A non-linear model of screen panel for dynamics analysis of a flip-flow vibrating screen

By taking advantage of periodic high-frequency flexure deformation of screen panels, flip-flow vibrating screens (FFVSs) can achieve outstanding sieving performance. As the amplitude of the relative displacement between the main frame and the floating frame of a FFVS exceeds the relaxing length of screen panel, the tensile stress generated from the deformation of screen panel can considerably affect the dynamics and the screening per-formance of the FFVS. However, there is a research gap in understanding the mechanical properties (especially the stiffness and damping) of screen panels. To address this research issue, the dynamic tests are first conducted to investigate the dynamic behavior of screen panels under harmonic excitations. Then the Kelvin-Voigt (KV) model is adopted to represent the hysteresis feature of the tension force.

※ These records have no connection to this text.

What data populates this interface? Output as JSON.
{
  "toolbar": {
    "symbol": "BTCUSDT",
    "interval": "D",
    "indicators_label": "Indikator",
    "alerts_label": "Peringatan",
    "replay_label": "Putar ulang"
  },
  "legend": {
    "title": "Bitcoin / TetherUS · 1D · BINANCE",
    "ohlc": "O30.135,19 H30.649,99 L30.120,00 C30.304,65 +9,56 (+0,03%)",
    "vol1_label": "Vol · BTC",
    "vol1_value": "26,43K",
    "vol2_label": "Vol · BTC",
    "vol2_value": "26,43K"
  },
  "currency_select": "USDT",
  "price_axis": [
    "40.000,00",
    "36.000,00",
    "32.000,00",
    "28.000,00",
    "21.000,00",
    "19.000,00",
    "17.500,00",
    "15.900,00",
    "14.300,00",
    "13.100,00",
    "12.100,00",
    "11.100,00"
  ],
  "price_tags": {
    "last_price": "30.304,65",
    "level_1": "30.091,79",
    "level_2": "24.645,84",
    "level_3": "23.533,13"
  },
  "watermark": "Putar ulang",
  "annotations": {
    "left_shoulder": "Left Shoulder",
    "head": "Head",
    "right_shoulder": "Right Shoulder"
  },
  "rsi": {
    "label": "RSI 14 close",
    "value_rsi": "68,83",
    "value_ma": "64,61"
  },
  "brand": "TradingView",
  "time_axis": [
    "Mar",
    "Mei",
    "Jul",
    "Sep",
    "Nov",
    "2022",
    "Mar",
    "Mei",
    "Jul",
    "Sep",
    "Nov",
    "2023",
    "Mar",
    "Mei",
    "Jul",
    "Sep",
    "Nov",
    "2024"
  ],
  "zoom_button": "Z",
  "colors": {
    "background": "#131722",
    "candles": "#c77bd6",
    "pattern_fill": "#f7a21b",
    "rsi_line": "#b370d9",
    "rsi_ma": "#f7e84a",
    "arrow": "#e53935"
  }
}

Furthermore, to characterize the me-chanical properties of the screen panels under different stretching lengths, a nonlinear mechanical model is introduced and incorporated into the dynamic model of the FFVS. The effects of the stiffness, damping and relaxing length of screen panel, the shear springs and the eccentric mass moment on the vibration characteristics of the FFVS are numerically studied using a genetic algorithm and Newmark-beta algorithm. The obtained results show that the panel tension force can induce the hardening nonlinearity in the relative displacement response of FFVS and the soft type of nonlinearity in the displacement response of the main screen frame in a certain fre-quency region. Furthermore, at the second-order resonance peak, a small change in frequency can cause a substantial increase in the vibration amplitude of the main frame and a significant decrease in the relative amplitude. This nonlinear phenomenon would induce a large alternating stress on the main frame structure and thus reduce the service life of the FFVS.